I don't write rhymes much anymore for recording because I stopped being willing to say meaningful things to people who don't care and non-meaningful things to people that do. Sometimes I think about picking up a pen again until I remember that things are even worse now than they were 25 years ago when purposeful, sincere lyrics first began to disappear from mainstream Hiphop. Now people care even less about quality and the trend is to emotionally say nothing words over sparse beats to people who really don't care about what you're saying anyway.

About 20 years ago I realized that my purpose in Hiphop was to explore its nature, its true usefulness beyond ego, fame, props etc. I started interviewing emcees, dj's and producers and trying to flesh out how their art contributed to their psychospiritual growth; that way at the very least I could expose its true benefit to the practitioner and fan alike and hopefully intentionally contribute to someone's personal development.

I'm consistently disappointed with 2 bar/switch topic rhymes that try to sound witty that don't amount to anything by the end of the track. I think most fans are dupes who care little about the process or the origins of the music they're listening to and that even some of the people we call "legends" know very little about what Hiphop is or isn't. They tell the public under analyzed ideas like "Migos is the next evolution in Hiphop" without understanding the difference between newness and development. They rationalize spreading ignorance. They reduce the magic and influence of music on the impressionable. They chastise Trump, racism and the poverty in their communities while selling conspicuous consumption, materialism and substance abuse.

Cultivating the energy of Hiphop has become restricted to going to shows, battles and performances that even when put on by artists I love, come off as dry reminders of a time when people were less interested in partying and more interested in gathering and sharing who they were in order to feel felt and learn from each other. Now it seems like its all for money, fame, props etc.; entry level values that Hiphoppers have sought since 73'. Freestyling aka spontaneous authentic discourse hardly exists anymore and when it does its treated as a joke. People don't see the value of relaxing in groundlessness anymore. Being on the spot with nothing but the naked mind has been replaced with needing to not appear vulnerable and weak so a written rhyme takes the place of trusting innate awareness. Hiphop is referred to as "the game" and everyone wants to play because anyone can now emcee, dj and produce and seemingly make money at it.

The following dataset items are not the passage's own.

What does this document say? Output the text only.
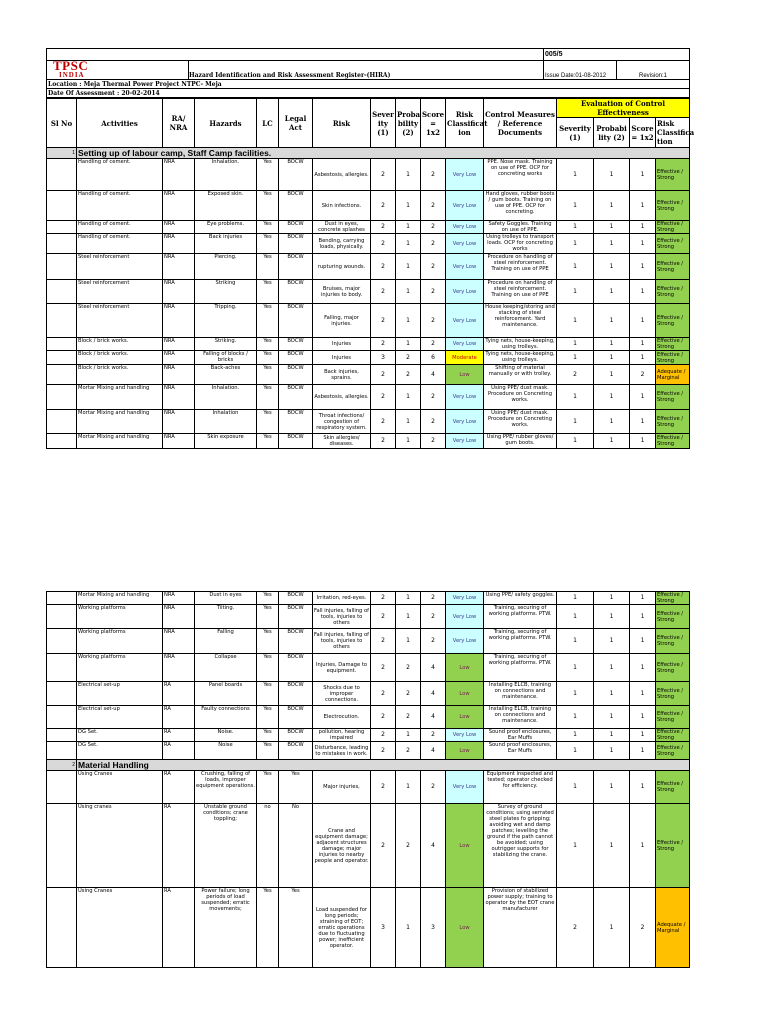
		005/5	

TPSC
INDIA	Hazard Identification and Risk Assessment Register-(HIRA)	Issue Date:01-08-2012	Revision:1
Location : Meja Thermal Power Project NTPC- Meja			
Date Of Assessment : 20-02-2014			
Sl No	Activities	RA/ NRA	Hazards	LC	Legal Act	Risk	Sever ity (1)	Proba bility (2)	Score = 1x2	Risk Classificat ion	Control Measures / Reference Documents	Evaluation of Control Effectiveness			
												Severity (1)	Probabi lity (2)	Score = 1x2	Risk Classifica tion
1	Setting up of labour camp, Staff Camp facilities.														
	Handling of cement.	NRA	Inhalation.	Yes	BOCW	Asbestosis, allergies.	2	1	2	Very Low	PPE. Nose mask. Training on use of PPE. OCP for concreting works	1	1	1	Effective / Strong
	Handling of cement.	NRA	Exposed skin.	Yes	BOCW	Skin infections.	2	1	2	Very Low	Hand gloves, rubber boots / gum boots. Training on use of PPE. OCP for concreting.	1	1	1	Effective / Strong
	Handling of cement.	NRA	Eye problems.	Yes	BOCW	Dust in eyes, concrete splashes	2	1	2	Very Low	Safety Goggles. Training on use of PPE.	1	1	1	Effective / Strong
	Handling of cement.	NRA	Back injuries	Yes	BOCW	Bending, carrying loads, physically.	2	1	2	Very Low	Using trolleys to transport loads. OCP for concreting works	1	1	1	Effective / Strong
	Steel reinforcement	NRA	Piercing.	Yes	BOCW	rupturing wounds.	2	1	2	Very Low	Procedure on handling of steel reinforcement. Training on use of PPE	1	1	1	Effective / Strong
	Steel reinforcement	NRA	Striking	Yes	BOCW	Bruises, major injuries to body.	2	1	2	Very Low	Procedure on handling of steel reinforcement. Training on use of PPE	1	1	1	Effective / Strong
	Steel reinforcement	NRA	Tripping.	Yes	BOCW	Falling, major injuries.	2	1	2	Very Low	House keeping/storing and stacking of steel reinforcement. Yard maintenance.	1	1	1	Effective / Strong
	Block / brick works.	NRA	Striking.	Yes	BOCW	Injuries	2	1	2	Very Low	Tying nets, house-keeping, using trolleys.	1	1	1	Effective / Strong
	Block / brick works.	NRA	Falling of blocks / bricks	Yes	BOCW	Injuries	3	2	6	Moderate	Tying nets, house-keeping, using trolleys.	1	1	1	Effective / Strong
	Block / brick works.	NRA	Back-aches	Yes	BOCW	Back injuries, sprains.	2	2	4	Low	Shifting of material manually or with trolley.	2	1	2	Adequate / Marginal
	Mortar Mixing and handling	NRA	Inhalation.	Yes	BOCW	Asbestosis, allergies.	2	1	2	Very Low	Using PPE/ dust mask. Procedure on Concreting works.	1	1	1	Effective / Strong
	Mortar Mixing and handling	NRA	Inhalation	Yes	BOCW	Throat infections/ congestion of respiratory system.	2	1	2	Very Low	Using PPE/ dust mask. Procedure on Concreting works.	1	1	1	Effective / Strong
	Mortar Mixing and handling	NRA	Skin exposure	Yes	BOCW	Skin allergies/ diseases.	2	1	2	Very Low	Using PPE/ rubber gloves/ gum boots.	1	1	1	Effective / Strong
	Mortar Mixing and handling	NRA	Dust in eyes	Yes	BOCW	Irritation, red-eyes.	2	1	2	Very Low	Using PPE/ safety goggles.	1	1	1	Effective / Strong
	Working platforms	NRA	Tilting.	Yes	BOCW	Fall injuries, falling of tools, injuries to others	2	1	2	Very Low	Training, securing of working platforms. PTW.	1	1	1	Effective / Strong
	Working platforms	NRA	Falling	Yes	BOCW	Fall injuries, falling of tools, injuries to others	2	1	2	Very Low	Training, securing of working platforms. PTW.	1	1	1	Effective / Strong
	Working platforms	NRA	Collapse	Yes	BOCW	Injuries, Damage to equipment.	2	2	4	Low	Training, securing of working platforms. PTW.	1	1	1	Effective / Strong
	Electrical set-up	RA	Panel boards	Yes	BOCW	Shocks due to improper connections.	2	2	4	Low	Installing ELCB, training on connections and maintenance.	1	1	1	Effective / Strong
	Electrical set-up	RA	Faulty connections	Yes	BOCW	Electrocution.	2	2	4	Low	Installing ELCB, training on connections and maintenance.	1	1	1	Effective / Strong
	DG Set.	RA	Noise.	Yes	BOCW	pollution, hearing impaired	2	1	2	Very Low	Sound proof enclosures, Ear Muffs	1	1	1	Effective / Strong
	DG Set.	RA	Noise	Yes	BOCW	Disturbance, leading to mistakes in work.	2	2	4	Low	Sound proof enclosures, Ear Muffs	1	1	1	Effective / Strong
2	Material Handling														
	Using Cranes	RA	Crushing, falling of loads, improper equipment operations.	Yes	Yes	Major injuries,	2	1	2	Very Low	Equipment inspected and tested; operator checked for efficiency.	1	1	1	Effective / Strong
	Using cranes	RA	Unstable ground conditions; crane toppling;	no	No	Crane and equipment damage; adjacent structures damage; major injuries to nearby people and operator.	2	2	4	Low	Survey of ground conditions; using serrated steel plates fo gripping; avoiding wet and damp patches; levelling the ground if the path cannot be avoided; using outrigger supports for stabilizing the crane.	1	1	1	Effective / Strong
	Using Cranes	RA	Power failure; long periods of load suspended; erratic movements;	Yes	Yes	Load suspended for long periods; straining of EOT; erratic operations due to fluctuating power; inefficient operator.	3	1	3	Low	Provision of stabilized power supply; training to operator by the EOT crane manufacturer	2	1	2	Adequate / Marginal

How have we grown in terms of our cultural values, embrace of feminine energy, emotional expression, social and spiritual interconnectedness in the last 46 years? Have we learned to go beyond the ego or have mainstream and underground artists (including dj's and bboys…graf writers have always been at the vanguard in my opinion) just found new ways of ego validation through materialism, intellect and faux spiritual transcendence? How are we cultivating love? This is not to take away from the necessity of allowing the natural journey that artists and humans go through in finding themselves, nor to dismiss the artists and fans that clearly are using their gifts in the best way that they know how. They exist and should be lauded for their genuine contributions whether or not they manifest pain or enlightenment. My issue is with those that propagate mindlessness year after year and find pleasure in their gains on the backs of those that suffer, as well as those of us with life experience who do little to advance the cause of humanity by directly challenging themselves and others to do better.

The silver lining in everything that Iv'e said is that Hiphop isn't something that can be manipulated, controlled, co-opted, made better or made worse. Hiphop is not a thing. It has no real existence anywhere. The truth is that how we manifest the experience of Hiphop comes from how we directly or indirectly experience our bodies and minds. When we cultivate ego we will express through the 4 elements self-centeredness, aggression, impulsivity and ignorance. When we transcend ego we cultivate compassion, genuineness, fearlessness, gentleness, insight and wisdom.

As Mos Def said in the intro to 1999's Black on Both Sides, "Listen—people be askin' me all the time

"Yo Mos, what's gettin' ready to happen with hip-hop?"

(Where do you think hip-hop is goin'?)

I tell em, "You know what's gonna happen with hip-hop?

Whatever's happening with us"

If we smoked out, hip-hop is gonna be smoked out

If we doin' alright, hip-hop is gonna be doin' alright

People talk about hip-hop like it's some giant livin' in the hillside

Comin' down to visit the townspeople

We are hip-hop

Me, you, everybody, we are hip-hop

So hip-hop is going where we going

So the next time you ask yourself where hip-hop is going

Ask yourself: where am I going? How am I doing?

Till you get a clear idea".

When you rest deeply within your own being and contemplate your motivation for what you're doing in life you'll find your relationship with Hiphop and manifest it accordingly.

May we all treat this sacred way as such.